The Yellowstone Gateway Protection Act aims to shelter 30,000 acres of public lands north of Yellowstone from development of two gold mines. Montana's entire congressional delegation says the measure is not included in the omnibus spending package Congress is suppose to vote on this week.
And just like that, Wednesday's blame game started in earnest.
Here's Montana's senior senator, Democrat Jon Tester.
"I think that if Senator Daines would have been on this bill, we would have gotten it done, I'll just be honest with you. But with one of the members of the delegation being out, we were not able to get it out ... this is actually a no-brainer. I can't believe we don't have everybody on board fighting like hell for it. If we would have, we would've gotten it done," Tester said.
Republican Senator Steve Daines had a different viewpoint.
"Yeah, I vigorously disagree with that assertion. That's flat-out wrong," Daines said.
Daines says he supports the Yellowstone-area mining ban.
But he says that proposal was part of a compromise piece of legislation that was eventually shot down by congressional leadership.
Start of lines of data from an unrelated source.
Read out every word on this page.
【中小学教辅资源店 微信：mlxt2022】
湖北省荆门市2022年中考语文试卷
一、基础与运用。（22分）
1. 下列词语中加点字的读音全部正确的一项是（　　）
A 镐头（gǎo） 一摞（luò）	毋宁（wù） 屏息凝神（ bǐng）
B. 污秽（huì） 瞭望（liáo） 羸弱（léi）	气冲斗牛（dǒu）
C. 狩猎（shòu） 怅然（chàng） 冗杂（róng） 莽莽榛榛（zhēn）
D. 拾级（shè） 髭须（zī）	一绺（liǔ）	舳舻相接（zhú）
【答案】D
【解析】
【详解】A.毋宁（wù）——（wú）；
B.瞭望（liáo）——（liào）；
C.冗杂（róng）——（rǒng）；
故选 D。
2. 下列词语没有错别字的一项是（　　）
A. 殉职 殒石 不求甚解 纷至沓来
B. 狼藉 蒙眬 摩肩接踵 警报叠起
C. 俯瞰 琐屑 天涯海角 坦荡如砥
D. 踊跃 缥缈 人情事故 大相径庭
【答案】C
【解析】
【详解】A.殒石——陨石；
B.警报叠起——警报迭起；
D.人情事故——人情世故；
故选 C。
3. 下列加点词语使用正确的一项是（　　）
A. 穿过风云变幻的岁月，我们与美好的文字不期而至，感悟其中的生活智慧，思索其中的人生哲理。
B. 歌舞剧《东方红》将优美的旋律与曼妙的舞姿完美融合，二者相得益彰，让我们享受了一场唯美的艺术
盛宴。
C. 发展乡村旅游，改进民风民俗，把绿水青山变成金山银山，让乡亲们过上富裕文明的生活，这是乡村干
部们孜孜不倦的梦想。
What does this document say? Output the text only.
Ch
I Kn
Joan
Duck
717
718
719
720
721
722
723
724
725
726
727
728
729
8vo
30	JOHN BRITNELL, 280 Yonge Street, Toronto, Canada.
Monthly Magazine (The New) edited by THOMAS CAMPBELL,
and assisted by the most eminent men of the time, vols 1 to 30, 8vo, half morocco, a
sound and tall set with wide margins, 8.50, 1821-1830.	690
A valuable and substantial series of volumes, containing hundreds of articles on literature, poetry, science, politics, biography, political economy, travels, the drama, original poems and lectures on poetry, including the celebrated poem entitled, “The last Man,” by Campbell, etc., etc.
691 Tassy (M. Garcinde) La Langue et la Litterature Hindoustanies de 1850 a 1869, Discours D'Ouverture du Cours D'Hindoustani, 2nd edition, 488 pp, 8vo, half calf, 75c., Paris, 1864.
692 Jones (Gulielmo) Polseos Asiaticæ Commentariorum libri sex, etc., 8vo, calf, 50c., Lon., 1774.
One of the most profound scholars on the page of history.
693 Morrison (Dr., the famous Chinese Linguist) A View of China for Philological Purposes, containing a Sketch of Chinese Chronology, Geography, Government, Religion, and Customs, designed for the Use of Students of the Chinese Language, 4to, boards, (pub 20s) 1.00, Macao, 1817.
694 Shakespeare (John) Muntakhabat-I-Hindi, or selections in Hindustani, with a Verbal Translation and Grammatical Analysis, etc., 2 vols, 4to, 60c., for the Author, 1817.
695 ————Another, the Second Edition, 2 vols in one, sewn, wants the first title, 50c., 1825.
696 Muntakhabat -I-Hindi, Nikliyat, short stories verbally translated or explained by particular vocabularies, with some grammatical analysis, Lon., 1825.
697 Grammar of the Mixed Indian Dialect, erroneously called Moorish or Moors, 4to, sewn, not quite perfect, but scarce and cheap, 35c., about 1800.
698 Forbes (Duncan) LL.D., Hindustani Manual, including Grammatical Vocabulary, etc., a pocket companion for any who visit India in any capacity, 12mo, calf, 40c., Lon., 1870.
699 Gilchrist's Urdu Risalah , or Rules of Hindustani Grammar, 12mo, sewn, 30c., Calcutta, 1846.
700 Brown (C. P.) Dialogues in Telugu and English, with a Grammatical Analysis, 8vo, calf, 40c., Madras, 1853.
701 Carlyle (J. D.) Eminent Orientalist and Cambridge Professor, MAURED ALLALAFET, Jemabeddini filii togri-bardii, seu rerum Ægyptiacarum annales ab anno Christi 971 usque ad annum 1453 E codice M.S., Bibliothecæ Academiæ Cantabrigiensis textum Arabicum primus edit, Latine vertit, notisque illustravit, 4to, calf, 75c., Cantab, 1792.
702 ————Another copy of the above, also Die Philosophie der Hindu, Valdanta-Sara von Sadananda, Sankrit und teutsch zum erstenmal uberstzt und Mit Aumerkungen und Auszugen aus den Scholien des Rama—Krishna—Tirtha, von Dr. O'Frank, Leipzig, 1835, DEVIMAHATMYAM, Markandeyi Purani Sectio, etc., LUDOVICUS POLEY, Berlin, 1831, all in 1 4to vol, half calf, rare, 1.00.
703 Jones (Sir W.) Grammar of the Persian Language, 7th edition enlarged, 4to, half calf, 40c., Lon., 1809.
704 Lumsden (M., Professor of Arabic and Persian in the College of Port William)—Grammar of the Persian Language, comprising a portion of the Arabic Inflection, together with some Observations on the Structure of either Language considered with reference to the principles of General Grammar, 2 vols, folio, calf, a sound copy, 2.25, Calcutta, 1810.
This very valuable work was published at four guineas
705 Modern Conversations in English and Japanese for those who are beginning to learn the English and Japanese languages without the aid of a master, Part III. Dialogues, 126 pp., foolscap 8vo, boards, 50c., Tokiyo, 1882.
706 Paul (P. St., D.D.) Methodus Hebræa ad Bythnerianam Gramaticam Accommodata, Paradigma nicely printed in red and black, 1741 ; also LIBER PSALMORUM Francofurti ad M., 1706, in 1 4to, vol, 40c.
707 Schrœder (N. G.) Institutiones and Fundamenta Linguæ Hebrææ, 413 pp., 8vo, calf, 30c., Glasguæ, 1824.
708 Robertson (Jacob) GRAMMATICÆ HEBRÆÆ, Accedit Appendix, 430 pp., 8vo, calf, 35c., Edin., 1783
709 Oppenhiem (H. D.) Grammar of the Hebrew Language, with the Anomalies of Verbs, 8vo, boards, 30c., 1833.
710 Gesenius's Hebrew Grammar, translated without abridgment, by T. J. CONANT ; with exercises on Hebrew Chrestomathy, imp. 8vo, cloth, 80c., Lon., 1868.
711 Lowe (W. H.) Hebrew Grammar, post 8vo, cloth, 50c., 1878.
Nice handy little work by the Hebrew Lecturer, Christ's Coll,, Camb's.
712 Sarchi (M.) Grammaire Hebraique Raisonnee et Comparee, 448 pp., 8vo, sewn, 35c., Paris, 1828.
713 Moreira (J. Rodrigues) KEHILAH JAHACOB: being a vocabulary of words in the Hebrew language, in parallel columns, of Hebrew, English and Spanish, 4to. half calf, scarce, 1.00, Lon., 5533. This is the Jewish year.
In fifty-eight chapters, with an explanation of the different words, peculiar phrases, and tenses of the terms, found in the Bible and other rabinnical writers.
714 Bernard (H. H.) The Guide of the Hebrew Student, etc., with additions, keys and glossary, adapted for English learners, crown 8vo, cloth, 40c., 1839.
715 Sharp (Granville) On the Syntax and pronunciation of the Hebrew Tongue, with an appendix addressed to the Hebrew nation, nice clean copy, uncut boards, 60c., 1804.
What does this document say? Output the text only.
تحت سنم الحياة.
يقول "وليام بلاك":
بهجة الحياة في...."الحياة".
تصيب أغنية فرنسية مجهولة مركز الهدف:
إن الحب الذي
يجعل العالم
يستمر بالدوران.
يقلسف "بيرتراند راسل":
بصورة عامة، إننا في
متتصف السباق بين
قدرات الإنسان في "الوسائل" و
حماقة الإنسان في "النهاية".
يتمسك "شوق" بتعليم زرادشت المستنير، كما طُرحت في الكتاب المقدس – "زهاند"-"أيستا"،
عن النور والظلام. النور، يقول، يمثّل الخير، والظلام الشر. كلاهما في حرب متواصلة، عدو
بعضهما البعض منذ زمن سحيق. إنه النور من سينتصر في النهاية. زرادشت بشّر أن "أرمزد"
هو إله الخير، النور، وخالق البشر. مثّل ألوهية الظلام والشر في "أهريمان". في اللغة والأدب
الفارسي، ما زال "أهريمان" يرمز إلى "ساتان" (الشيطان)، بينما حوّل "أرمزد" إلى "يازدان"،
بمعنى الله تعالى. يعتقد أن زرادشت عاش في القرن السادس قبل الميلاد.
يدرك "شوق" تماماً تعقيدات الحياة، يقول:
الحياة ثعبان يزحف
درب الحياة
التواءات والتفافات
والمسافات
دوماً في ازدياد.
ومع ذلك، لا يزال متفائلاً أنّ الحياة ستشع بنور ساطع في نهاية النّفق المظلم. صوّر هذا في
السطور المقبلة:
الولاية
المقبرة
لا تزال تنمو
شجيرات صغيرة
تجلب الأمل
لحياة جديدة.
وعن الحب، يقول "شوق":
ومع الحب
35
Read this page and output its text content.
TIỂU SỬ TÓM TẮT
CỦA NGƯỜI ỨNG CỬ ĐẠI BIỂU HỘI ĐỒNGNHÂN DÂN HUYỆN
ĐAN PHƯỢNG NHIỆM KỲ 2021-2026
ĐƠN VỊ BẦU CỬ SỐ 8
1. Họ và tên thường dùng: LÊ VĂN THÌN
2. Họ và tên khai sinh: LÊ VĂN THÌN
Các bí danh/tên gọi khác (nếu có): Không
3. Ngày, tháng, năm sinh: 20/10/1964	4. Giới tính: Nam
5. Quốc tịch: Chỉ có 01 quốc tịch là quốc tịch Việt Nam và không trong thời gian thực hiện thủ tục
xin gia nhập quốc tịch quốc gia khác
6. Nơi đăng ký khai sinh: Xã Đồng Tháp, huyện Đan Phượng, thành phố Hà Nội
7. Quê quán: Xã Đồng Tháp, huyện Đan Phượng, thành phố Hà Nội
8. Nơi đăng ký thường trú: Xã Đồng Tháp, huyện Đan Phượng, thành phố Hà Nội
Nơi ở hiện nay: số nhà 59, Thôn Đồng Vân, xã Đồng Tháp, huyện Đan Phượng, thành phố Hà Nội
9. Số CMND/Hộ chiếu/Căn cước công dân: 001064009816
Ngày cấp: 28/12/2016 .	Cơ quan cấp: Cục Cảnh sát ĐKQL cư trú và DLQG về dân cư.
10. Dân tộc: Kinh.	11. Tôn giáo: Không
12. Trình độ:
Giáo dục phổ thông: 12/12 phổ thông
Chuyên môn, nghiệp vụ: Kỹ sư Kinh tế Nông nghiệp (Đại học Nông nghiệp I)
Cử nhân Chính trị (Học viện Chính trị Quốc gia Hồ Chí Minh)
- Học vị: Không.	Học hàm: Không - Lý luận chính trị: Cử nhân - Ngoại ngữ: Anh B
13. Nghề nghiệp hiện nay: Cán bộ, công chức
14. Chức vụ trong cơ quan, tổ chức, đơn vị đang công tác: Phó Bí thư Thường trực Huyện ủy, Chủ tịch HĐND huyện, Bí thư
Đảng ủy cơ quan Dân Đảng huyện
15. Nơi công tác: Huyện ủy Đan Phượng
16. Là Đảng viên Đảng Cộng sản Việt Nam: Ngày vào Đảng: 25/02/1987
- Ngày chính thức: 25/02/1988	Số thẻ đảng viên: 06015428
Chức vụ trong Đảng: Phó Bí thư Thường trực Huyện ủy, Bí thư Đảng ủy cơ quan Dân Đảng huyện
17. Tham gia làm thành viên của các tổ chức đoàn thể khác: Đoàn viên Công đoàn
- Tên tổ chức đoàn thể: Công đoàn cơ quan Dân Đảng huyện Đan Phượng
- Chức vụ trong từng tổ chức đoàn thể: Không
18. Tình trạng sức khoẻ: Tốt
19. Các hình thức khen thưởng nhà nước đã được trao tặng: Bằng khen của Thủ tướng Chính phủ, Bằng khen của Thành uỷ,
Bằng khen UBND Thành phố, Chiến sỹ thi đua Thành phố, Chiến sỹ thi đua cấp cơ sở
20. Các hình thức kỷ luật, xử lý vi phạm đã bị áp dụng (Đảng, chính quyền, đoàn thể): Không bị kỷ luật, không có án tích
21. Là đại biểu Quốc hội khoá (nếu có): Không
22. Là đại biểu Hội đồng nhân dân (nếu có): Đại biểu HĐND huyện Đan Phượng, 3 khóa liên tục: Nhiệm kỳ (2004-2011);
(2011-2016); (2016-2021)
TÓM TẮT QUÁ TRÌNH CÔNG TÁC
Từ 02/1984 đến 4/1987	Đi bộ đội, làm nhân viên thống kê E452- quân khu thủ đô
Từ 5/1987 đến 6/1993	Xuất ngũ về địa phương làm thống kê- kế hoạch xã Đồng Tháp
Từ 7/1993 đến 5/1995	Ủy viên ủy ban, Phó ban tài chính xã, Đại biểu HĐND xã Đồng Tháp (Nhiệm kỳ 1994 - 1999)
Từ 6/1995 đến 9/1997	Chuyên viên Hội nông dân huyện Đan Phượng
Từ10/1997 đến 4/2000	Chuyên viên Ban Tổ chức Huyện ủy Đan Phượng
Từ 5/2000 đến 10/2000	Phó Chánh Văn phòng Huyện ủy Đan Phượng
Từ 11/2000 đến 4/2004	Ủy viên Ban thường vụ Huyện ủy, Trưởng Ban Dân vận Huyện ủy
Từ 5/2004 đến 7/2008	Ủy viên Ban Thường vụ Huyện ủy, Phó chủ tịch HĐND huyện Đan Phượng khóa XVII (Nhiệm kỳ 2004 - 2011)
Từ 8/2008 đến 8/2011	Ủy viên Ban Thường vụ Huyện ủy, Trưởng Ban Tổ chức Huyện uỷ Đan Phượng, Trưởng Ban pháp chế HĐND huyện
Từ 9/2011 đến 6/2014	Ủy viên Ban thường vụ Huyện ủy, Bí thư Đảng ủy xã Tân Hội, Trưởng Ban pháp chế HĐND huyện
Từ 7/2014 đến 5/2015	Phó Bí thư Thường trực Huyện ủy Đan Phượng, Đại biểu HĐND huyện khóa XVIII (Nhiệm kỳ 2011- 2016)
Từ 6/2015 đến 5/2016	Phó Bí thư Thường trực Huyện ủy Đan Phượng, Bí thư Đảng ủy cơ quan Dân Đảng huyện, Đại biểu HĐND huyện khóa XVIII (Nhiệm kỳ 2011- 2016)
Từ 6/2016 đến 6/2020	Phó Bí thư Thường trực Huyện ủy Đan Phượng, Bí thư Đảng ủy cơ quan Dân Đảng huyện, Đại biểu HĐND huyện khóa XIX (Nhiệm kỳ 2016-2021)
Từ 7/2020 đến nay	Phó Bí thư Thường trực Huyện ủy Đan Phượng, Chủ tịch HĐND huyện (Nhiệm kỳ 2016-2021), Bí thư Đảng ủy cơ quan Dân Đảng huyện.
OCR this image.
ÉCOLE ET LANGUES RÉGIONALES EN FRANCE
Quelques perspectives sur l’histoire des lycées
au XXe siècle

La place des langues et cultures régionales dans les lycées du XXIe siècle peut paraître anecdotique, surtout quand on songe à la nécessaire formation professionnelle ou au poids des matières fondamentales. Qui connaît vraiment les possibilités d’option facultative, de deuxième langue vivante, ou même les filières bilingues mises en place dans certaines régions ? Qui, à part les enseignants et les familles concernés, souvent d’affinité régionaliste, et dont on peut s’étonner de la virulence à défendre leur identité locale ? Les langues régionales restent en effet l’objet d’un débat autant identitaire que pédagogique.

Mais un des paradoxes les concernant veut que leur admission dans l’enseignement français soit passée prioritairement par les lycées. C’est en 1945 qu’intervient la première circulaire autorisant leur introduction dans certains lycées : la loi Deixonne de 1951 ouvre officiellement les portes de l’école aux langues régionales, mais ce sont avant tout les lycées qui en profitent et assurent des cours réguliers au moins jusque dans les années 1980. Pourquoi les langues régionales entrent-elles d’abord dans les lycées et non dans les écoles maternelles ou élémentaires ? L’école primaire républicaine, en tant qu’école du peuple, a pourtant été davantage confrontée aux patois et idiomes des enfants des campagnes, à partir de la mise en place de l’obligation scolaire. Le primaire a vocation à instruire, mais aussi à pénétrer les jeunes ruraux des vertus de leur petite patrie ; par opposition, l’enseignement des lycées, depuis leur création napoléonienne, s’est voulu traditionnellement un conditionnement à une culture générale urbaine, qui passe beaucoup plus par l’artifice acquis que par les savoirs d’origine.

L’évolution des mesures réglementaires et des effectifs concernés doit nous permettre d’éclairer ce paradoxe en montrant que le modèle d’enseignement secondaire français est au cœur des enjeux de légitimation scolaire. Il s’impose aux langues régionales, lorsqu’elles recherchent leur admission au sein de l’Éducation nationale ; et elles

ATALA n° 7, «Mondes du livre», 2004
"I said let's get that Yellowstone Gateway withdrawal through. We pushed (Senate Majority Leader Mitch) McConnell, but importantly it went to (Senate Minority Leader Chuck) Schumer and they said no on it," Daines said.
Scott Christensen is Conservation Director of the Greater Yellowstone Coalition in Bozeman.
"It's hard to know what the ins and outs of the discussions were with leadership in the House and Senate about what makes it in and what doesn't. In an omnibus package it's the definition of sausage making. There's all sorts of different deals being cut," Christensen said.
Christensen says the coalition is deeply disappointed by the lack of congressional action on the Gateway Protection Act, despite Jon Tester's bill in the Senate and Republican Congressman Greg Gianforte's companion bill in the U.S. House.
More pointedly, he questions Senator Daines' commitment to the proposal. He notes that on the one hand, Daines says he supports it.
"But more recently he's been talking about a deal, basically, to strip protections from other lands in Montana in exchange for supporting this legislation. We, obviously, can't get on board with that and feel the two issues are completely disconnected from each other," Christensen said.
One thing everyone here agrees on? The Yellowstone Gateway Protection Act one day will make it through Congress.
"It's gonna happen," Tester said. "We're going to get this damn thing done. I guarantee it."